An energy-efficient in-memory computing architecture for survival data analysis based on resistive switching memories

Front Neurosci. 2022 Aug 9:16:932270. doi: 10.3389/fnins.2022.932270. eCollection 2022.

Abstract

One of the objectives fostered in medical science is the so-called precision medicine, which requires the analysis of a large amount of survival data from patients to deeply understand treatment options. Tools like machine learning (ML) and deep neural networks are becoming a de-facto standard.

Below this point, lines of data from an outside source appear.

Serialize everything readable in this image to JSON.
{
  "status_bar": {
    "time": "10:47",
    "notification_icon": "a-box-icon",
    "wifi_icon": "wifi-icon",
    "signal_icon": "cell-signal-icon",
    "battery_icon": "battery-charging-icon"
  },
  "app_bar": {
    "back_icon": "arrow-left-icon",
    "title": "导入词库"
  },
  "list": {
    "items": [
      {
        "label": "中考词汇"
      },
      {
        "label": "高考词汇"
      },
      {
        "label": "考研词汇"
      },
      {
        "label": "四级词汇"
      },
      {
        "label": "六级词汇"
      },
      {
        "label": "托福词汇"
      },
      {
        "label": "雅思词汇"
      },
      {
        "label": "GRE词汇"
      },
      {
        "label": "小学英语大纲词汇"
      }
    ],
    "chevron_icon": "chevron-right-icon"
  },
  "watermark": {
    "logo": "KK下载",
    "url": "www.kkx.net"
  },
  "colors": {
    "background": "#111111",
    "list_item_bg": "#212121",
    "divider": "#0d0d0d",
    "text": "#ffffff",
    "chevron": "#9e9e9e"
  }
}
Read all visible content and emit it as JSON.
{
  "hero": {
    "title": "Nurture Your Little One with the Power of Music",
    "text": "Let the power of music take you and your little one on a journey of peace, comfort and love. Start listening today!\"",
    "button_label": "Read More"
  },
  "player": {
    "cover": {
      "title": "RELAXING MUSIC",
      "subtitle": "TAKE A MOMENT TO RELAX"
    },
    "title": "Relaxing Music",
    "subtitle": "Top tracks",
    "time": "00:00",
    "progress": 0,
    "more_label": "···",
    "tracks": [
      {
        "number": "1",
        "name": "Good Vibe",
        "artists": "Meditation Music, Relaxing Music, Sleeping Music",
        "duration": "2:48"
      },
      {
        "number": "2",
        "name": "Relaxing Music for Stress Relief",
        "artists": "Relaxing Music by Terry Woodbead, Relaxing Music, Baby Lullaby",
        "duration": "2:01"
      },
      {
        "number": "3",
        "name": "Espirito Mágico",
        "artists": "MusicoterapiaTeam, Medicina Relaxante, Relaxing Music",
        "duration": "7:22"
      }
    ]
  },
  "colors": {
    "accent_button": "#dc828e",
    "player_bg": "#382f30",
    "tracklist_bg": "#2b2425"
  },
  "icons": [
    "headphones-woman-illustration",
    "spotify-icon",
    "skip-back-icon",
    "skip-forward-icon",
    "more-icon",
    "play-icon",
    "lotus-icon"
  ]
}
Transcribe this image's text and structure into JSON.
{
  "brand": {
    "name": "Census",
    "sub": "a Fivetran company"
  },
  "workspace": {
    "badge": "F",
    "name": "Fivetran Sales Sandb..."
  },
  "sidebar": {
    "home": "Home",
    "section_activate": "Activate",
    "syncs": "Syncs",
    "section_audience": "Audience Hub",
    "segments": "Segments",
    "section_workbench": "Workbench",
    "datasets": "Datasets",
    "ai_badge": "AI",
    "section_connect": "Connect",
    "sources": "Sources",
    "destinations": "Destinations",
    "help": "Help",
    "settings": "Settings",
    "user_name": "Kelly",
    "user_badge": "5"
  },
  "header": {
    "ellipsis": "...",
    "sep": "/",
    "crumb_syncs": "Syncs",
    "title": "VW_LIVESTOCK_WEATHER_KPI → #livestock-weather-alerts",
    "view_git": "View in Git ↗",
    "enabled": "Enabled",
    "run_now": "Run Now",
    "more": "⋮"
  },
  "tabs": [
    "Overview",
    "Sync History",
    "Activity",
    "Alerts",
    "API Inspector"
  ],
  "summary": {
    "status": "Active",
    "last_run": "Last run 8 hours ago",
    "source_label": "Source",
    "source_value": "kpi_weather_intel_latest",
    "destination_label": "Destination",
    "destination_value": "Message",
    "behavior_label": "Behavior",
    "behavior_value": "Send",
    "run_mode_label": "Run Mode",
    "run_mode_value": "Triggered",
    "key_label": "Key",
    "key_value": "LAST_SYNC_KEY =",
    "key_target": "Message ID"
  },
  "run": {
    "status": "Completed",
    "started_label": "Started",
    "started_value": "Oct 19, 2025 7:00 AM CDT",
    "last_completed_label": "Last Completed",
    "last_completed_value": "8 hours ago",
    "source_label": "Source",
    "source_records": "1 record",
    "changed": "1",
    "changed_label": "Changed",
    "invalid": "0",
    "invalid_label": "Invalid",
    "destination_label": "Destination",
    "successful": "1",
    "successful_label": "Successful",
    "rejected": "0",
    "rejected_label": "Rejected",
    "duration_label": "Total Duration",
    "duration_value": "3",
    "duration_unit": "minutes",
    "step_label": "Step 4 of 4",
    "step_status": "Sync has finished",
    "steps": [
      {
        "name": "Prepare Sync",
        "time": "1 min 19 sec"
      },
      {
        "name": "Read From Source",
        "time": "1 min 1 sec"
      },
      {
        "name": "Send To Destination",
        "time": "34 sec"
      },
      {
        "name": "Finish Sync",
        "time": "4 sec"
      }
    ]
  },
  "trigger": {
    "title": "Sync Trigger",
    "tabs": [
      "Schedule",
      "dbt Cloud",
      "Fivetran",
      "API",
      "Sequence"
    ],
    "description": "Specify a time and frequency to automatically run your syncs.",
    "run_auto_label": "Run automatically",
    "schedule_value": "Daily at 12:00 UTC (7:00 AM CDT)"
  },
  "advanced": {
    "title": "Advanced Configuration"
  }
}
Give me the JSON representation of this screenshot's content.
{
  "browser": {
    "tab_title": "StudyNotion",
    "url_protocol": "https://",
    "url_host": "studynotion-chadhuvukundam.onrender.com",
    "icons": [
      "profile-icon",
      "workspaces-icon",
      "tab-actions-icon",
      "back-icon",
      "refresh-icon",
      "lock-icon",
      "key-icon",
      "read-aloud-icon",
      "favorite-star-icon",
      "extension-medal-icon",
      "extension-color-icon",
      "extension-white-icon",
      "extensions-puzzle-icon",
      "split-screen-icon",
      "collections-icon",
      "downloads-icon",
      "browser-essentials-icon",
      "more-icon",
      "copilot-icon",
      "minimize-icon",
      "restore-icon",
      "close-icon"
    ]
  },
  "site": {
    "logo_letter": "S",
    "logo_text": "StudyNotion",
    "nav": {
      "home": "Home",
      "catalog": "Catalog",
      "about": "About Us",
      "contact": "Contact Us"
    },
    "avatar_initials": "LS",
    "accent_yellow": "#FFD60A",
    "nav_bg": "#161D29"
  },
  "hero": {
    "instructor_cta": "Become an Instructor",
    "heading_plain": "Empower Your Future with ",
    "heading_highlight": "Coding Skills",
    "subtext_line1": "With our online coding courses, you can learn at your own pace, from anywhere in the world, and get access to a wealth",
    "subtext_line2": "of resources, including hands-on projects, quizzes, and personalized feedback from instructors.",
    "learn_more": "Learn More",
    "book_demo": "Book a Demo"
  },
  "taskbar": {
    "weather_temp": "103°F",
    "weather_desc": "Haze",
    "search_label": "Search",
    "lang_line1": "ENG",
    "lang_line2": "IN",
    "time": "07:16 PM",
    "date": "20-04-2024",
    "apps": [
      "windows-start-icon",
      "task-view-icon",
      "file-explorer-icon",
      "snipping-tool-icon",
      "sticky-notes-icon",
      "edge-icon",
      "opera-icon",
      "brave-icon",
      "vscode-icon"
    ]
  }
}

Nowadays, computing facilities based on the Von Neumann architecture are devoted to these tasks, yet rapidly hitting a bottleneck in performance and energy efficiency. The in-memory computing (IMC) architecture emerged as a revolutionary approach to overcome that issue. In this work, we propose an IMC architecture based on resistive switching memory (RRAM) crossbar arrays to provide a convenient primitive for matrix-vector multiplication in a single computational step. This opens massive performance improvement in the acceleration of a neural network that is frequently used in survival analysis of biomedical records, namely the DeepSurv. We explored how the synaptic weights mapping strategy and the programming algorithms developed to counter RRAM non-idealities expose a performance/energy trade-off. Finally, we discussed how this application is tailored for the IMC architecture rather than being executed on commodity systems.

Keywords: drift; in-memory computing (IMC); multi level conductance; resistive RAM (RRAM); survival analysis.